When older adults don’t get enough vitamin D and calcium, bones can thin and weaken, which means they can fracture or break more easily. Vitamin D also helps to keep muscles strong; when yours aren’t as strong anymore, you’re more vulnerable to falls.
Fortunately, you can get vitamin D in multiple ways, including through:
- Sun exposure
- Eating fatty fish
- Eating fortified foods
- Vitamin D supplements
Sometimes, people refer to this vitamin as the “sunshine vitamin” because your skin can make vitamin D with sun exposure. But, your skin’s ability to create this vitamin declines with age, and this strategy also comes with an increased risk of skin cancer.
You can get vitamin D by eating salmon, swordfish and mackerel, for example, plus milk, juice, yogurt, cereal and more that’s been fortified. As far as a vitamin D supplement, an expert quoted in BetterHealthWhileAging.net recommends a supplement of 1000 IU/day for most older adults.
Reasons why she typically makes this recommendation include the following:
- The American Geriatrics Society suggests that medical professionals tell their older adult patients to take this amount to help prevent fractures.
- Because older adults often spend limited time outdoors, they are at risk for deficiency.
- For the majority of older adults, taking this vitamin D supplement presents little opportunity for harm.

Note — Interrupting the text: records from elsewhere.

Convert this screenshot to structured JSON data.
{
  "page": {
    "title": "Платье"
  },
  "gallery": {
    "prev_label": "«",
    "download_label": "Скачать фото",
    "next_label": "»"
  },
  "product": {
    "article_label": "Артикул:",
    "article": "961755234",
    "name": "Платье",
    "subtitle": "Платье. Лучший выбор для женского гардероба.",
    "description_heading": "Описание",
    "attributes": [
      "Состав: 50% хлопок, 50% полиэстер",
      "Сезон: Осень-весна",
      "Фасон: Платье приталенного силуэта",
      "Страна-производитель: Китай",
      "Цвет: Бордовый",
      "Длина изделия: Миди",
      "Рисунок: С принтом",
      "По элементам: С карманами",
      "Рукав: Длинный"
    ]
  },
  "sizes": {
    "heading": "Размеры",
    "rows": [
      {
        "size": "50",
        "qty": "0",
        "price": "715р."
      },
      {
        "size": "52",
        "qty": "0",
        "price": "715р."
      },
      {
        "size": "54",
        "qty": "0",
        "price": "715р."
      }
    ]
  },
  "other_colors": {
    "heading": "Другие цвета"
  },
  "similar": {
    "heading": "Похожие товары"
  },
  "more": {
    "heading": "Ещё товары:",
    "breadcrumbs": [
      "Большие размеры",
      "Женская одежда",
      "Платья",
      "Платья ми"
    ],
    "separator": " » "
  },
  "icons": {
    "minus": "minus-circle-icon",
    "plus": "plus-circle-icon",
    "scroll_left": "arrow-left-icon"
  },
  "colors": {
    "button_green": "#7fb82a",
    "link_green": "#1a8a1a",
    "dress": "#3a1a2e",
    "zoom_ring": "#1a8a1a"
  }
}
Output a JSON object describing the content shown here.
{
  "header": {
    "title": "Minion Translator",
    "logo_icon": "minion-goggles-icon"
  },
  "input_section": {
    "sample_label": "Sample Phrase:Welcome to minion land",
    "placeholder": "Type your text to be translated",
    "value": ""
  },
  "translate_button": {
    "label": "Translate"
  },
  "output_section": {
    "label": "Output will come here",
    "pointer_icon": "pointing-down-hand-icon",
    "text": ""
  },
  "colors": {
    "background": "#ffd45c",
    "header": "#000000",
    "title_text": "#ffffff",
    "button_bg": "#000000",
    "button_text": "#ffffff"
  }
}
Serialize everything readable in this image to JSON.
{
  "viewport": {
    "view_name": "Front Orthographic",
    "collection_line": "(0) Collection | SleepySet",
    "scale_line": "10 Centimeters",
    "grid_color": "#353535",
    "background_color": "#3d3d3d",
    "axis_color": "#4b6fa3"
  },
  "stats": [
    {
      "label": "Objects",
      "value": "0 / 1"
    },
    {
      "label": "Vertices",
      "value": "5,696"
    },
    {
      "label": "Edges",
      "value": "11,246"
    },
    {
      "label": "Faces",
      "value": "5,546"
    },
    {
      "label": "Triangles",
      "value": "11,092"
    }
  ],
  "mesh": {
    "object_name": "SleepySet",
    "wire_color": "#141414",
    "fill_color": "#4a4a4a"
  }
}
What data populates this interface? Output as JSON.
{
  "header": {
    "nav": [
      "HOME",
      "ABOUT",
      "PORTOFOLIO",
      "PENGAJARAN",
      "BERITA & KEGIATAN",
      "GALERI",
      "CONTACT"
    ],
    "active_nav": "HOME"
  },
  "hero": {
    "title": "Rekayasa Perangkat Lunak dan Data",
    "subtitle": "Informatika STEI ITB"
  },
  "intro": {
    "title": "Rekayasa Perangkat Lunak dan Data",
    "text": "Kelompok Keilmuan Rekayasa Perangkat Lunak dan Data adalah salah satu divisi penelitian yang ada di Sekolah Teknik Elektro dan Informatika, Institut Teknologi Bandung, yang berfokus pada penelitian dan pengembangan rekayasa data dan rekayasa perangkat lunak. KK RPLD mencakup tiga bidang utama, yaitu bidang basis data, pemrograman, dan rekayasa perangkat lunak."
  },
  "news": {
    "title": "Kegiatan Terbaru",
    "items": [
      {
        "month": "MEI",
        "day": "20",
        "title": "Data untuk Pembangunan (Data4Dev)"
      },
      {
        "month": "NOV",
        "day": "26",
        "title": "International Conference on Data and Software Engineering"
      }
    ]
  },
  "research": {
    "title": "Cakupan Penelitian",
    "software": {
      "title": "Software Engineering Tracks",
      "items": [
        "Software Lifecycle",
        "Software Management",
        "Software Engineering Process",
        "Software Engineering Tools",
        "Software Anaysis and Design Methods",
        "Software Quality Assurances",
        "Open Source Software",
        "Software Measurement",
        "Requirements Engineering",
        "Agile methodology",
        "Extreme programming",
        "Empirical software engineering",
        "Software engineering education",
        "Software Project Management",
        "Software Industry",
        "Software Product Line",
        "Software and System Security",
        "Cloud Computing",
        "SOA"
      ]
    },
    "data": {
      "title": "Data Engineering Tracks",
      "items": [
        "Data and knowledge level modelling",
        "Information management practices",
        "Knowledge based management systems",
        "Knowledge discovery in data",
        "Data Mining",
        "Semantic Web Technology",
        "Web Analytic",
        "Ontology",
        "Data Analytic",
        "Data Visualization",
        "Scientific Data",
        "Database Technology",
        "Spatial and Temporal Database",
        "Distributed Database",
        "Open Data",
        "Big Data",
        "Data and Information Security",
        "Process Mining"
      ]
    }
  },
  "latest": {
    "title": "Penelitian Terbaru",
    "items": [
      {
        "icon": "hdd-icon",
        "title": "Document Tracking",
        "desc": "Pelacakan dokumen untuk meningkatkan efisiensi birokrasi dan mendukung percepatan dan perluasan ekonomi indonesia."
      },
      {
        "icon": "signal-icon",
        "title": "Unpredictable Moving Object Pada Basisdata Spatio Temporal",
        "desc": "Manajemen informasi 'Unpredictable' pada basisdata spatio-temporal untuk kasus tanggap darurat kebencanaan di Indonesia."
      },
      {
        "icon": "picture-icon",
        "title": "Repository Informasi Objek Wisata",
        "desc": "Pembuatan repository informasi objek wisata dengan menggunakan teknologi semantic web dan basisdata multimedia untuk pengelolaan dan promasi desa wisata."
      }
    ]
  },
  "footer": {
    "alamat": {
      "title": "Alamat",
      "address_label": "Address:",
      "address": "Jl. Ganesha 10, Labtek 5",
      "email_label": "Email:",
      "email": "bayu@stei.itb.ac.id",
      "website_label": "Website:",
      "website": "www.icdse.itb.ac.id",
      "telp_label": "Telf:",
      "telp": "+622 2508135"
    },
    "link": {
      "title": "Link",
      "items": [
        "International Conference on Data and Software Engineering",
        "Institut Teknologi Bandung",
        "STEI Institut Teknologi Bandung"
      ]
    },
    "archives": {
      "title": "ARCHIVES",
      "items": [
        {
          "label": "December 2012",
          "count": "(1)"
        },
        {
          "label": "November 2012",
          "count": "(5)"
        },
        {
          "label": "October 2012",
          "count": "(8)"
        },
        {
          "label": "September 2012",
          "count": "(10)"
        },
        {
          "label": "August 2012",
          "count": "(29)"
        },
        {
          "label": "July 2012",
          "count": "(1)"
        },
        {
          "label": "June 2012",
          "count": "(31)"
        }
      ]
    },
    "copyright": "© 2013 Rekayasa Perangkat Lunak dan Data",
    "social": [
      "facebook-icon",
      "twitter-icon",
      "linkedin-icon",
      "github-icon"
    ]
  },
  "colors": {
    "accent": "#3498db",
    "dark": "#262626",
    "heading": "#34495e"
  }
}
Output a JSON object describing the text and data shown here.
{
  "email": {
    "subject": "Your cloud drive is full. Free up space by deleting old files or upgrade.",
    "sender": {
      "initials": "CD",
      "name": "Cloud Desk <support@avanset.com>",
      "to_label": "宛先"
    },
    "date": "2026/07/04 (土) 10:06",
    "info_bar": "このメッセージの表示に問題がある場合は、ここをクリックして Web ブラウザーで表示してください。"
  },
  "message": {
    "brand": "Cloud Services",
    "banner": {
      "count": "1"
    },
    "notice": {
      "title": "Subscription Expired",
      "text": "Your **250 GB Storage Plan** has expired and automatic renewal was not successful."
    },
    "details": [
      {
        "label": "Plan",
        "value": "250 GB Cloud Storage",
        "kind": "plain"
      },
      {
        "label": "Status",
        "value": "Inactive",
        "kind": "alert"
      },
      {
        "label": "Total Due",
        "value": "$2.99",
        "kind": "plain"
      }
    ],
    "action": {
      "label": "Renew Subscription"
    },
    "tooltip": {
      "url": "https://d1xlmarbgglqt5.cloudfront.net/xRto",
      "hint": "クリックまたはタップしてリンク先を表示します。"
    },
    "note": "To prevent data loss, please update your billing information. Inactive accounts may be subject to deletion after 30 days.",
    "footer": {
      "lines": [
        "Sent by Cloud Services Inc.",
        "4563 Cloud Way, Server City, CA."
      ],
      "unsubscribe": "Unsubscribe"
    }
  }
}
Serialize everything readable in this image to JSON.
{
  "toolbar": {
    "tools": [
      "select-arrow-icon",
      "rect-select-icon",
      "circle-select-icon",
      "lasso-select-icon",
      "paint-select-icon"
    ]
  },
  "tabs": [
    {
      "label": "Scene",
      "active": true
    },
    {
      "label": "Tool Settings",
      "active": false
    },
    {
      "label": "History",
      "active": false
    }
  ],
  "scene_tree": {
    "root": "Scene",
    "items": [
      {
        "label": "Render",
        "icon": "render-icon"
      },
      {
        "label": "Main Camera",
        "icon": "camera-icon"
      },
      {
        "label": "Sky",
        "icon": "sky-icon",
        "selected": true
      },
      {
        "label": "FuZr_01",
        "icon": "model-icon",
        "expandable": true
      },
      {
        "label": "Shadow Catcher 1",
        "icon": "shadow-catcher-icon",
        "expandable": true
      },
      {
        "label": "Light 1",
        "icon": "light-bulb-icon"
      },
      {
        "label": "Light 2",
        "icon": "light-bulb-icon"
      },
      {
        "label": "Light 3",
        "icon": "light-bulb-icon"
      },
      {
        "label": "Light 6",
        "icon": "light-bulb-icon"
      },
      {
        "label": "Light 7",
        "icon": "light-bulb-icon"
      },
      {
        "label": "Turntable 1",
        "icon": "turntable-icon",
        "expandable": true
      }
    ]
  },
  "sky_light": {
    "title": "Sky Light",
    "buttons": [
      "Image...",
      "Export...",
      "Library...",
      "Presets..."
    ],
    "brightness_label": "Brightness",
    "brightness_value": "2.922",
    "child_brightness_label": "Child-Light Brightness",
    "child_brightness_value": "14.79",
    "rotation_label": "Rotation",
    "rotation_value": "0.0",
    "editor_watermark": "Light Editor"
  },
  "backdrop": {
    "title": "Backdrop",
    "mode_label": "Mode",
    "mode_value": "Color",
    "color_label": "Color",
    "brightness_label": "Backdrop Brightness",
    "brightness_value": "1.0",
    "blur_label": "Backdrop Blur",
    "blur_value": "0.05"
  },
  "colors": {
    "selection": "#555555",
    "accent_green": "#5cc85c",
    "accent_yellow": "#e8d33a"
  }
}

- Research shows that this amount of supplementation will typically prevent low vitamin D levels.
Another reason why it’s important to avoid deficiencies? Low levels of vitamin D have been connected to “slower information processing” in men who are middle aged and up. This includes “cognitive decline, mood disorders, and altered brain development and function resulting in neurodegenerative diseases and other medical disorders.”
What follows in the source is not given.